There’s also one fun bit of trivia worth knowing: of the original 32,000 Microsoft FreeCell deals, exactly one — deal #11982 — has been proven completely unsolvable. If you ever land on that exact deal number and can’t find a path through, it’s not you.
Is FreeCell the Same as Klondike?
They share a deck and a goal — build four foundations, Ace to King, by suit — but the experience is quite different.
Klondike Solitaire deals most cards face-down, uses a stock and waste pile, and only Kings can start a new column in an empty space. Luck plays a real role — some deals are genuinely tougher than others, even with perfect play.
FreeCell deals every card face-up, has no stock pile at all, and lets any card fill an empty column — plus those four free cells for temporary storage. With everything visible from the start, FreeCell is closer to a logic puzzle than a card game with hidden information.
Frequently Asked Questions
What’s different about FreeCell compared to other Solitaire games?
Every card is dealt face-up from the start — there’s no hidden information. You also get four free cells for temporarily storing cards, and any card (not just Kings) can fill an empty tableau column.
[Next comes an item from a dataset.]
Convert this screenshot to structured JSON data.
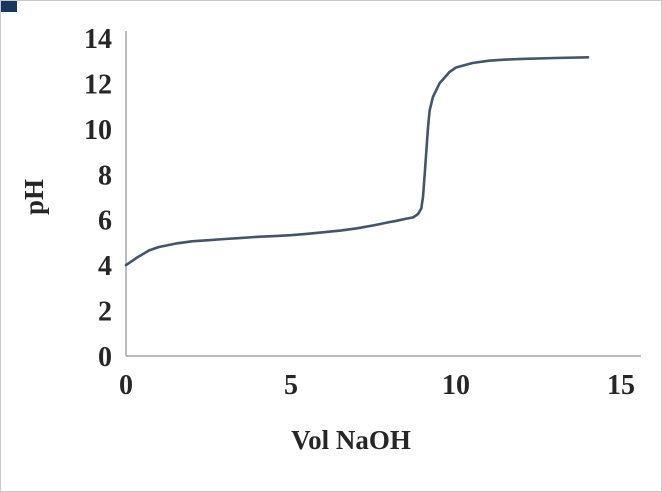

Is FreeCell really almost always winnable?
Yes — roughly 99.999% of deals are solvable, with one famous exception (deal #11982 from the original Microsoft set) that’s been proven impossible. If you’re stuck, it’s overwhelmingly likely there’s a path you haven’t found yet.
What’s a “supermove”?
It’s moving a sequence of cards together in one action, instead of one card at a time. How many cards you can move depends on your empty free cells and empty columns — specifically, (empty free cells + 1) × 2 for each empty column.
Do I need to download anything or sign up?
No. The game runs entirely in your browser — nothing to install, nothing to create an account for.
Can I play FreeCell on my phone?
Yes. The board resizes for smaller screens, and drag-and-drop works the same with touch as it does with a mouse.
What happens if I make a mistake?
Use undo there’s no limit and no penalty. Given how solvable FreeCell is, undo is often all it takes to find the right path.
Why are there no face-down cards in FreeCell?
That’s by design it’s part of what makes FreeCell a game of pure strategy rather than a game with a luck element. Every card being visible from the start is the defining feature of the variant.